Well, it is just another day here in Spokane. The weather is too cold to get out much but it does bring back memories of another comfort food.
When my mother said " I'm going to cook up some Leather Britches today" we knew we were in for a treat. Basically they were dried green beans reconstituted, cooked and seasoned and were they good! We called them Leather Britches or Shucky Beans. I have also heard them called Fodder Beans.
We would begin the process in the summer when we had an abundance of beans by preparing some of them for drying to eat during the winter. It saved on the amount of jars we used for canning and also helped to use all the beans we had without them going to waste.
We would pick , string and break the beans and place them on a screen that was hung over the cookstove. The heat from the wood fire would dry the beans . We usually left them for about a week or ten days until they were shriveled up, brittle and a kind of light tan color and completely dry. Then we gathered them up and put them in a white sack and hung it behind the kitchen door.

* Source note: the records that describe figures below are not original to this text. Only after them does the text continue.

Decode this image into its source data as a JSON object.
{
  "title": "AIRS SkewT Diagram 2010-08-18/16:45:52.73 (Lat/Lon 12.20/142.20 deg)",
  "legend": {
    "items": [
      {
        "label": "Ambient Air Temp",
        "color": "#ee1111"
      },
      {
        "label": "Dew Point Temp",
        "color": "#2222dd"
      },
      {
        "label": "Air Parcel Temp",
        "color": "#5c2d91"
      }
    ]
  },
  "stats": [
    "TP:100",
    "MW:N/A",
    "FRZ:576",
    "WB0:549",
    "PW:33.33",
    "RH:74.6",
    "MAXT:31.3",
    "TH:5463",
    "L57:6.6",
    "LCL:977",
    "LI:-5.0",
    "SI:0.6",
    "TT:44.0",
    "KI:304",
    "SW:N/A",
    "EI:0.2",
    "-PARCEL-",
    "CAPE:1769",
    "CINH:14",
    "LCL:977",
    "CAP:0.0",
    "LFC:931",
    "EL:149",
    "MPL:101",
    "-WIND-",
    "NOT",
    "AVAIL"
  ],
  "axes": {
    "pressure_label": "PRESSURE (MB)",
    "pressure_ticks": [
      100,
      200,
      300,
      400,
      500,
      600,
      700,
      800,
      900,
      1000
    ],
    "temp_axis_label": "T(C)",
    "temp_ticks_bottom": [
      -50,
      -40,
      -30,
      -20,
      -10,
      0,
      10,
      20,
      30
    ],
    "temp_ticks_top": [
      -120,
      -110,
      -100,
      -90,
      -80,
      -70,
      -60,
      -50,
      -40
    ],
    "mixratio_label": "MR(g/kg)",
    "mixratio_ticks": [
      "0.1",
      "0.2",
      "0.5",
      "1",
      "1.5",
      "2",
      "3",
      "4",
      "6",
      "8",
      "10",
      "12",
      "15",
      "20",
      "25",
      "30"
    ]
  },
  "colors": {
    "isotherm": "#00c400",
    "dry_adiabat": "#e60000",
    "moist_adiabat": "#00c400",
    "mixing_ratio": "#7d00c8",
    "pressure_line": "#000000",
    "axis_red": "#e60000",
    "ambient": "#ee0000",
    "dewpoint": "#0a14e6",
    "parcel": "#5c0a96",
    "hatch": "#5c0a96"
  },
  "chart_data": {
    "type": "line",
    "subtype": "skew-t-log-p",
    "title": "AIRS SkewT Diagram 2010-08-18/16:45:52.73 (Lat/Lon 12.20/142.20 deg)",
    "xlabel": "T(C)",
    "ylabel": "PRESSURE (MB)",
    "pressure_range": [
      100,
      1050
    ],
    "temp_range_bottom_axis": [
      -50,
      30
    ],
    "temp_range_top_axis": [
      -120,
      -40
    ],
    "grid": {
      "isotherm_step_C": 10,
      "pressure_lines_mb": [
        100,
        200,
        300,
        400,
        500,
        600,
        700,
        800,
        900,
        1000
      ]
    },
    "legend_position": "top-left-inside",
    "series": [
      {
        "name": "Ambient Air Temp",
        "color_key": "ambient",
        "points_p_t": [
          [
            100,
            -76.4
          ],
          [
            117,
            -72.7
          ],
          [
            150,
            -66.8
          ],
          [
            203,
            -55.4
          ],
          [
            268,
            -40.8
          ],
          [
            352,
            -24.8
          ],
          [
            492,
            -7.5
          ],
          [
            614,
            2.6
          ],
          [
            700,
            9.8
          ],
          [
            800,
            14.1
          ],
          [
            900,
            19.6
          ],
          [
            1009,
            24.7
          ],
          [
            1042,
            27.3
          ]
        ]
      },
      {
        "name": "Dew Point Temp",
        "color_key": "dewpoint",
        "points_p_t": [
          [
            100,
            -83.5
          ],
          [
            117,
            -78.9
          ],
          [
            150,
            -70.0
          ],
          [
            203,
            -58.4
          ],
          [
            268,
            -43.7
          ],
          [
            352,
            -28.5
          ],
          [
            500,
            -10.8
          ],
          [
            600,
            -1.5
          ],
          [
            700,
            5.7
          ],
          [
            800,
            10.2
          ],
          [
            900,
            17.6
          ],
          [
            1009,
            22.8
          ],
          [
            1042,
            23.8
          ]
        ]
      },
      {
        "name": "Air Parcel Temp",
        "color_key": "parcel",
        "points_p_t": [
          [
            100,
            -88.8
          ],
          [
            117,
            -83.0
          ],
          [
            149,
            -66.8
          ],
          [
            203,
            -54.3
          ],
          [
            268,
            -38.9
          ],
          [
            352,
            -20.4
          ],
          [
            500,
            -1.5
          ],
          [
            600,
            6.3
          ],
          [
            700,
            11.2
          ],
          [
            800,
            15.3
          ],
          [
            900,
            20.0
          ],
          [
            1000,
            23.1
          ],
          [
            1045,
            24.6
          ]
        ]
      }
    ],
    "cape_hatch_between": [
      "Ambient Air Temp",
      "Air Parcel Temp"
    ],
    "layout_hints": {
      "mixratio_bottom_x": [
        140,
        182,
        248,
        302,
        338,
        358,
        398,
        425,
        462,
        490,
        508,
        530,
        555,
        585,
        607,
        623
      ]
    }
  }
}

Another way we saved them was to leave them whole and string them on a string. We used a darning needle and a double piece of thread about two feet long for stringing. To begin stringing we would poke the needle through the first bean then wrap the thread around it and tie it in a knot. All the other beans would follow by just poking the needle through the bean and leave the ends dangling. The strings of beans would then be hung out in the sun to dry during the day for a few days then it was behind the door on a wire.
My grandma didn't like to put them on the string because she didn't like the size of the whole beans in the pot. In the winter we would take some of the dried beans and soak them over night then rinse them with clean water and put them in a pot with about 3 or 4 cups of water, salt and pepper, and a little side meat or salt pork or maybe a ham bone and cook them up.
You had to be careful about how many you cooked because they tend to swell up and what looks to be a couple hands full would make a whole pot. Also you need to cook them pretty slow so they had plenty of time to plump up and get soft. Usually around two or three hours at a fast simmer. Put those on the table with a big pone of cornbread and a few slices of onion and you will be so busy eatin' you will forget how cold it is outside.
Now, if this post makes you hungry, wait 'til I tell you about "pickled beans".
That's it for today.
4 comments:
Jenny...thanks so much for these post. I enjoy them so much. I love the fishing story and the one about the monkeys. Where do you get all these...soooo funny.
Joe and Sherri
Thanks again for the education. I had never heard of dried beans before. Now, the pickled beans I know very well. They are yummy in a Bloody Mary. HA HA HA
Debbie
Jenny, I'm hungry just reading your post! I'm fixin' to cook up some dried beans once I get all the ingredients I need, but I'll probably just use pinto beans.
gypsy
Hey JJ-
Thanks for leaving comments for my student in the hospital! She is doing SO much better!! I know all the prayers have helped her through!
I love the food stories too. Some of this stuff I've never heard of before!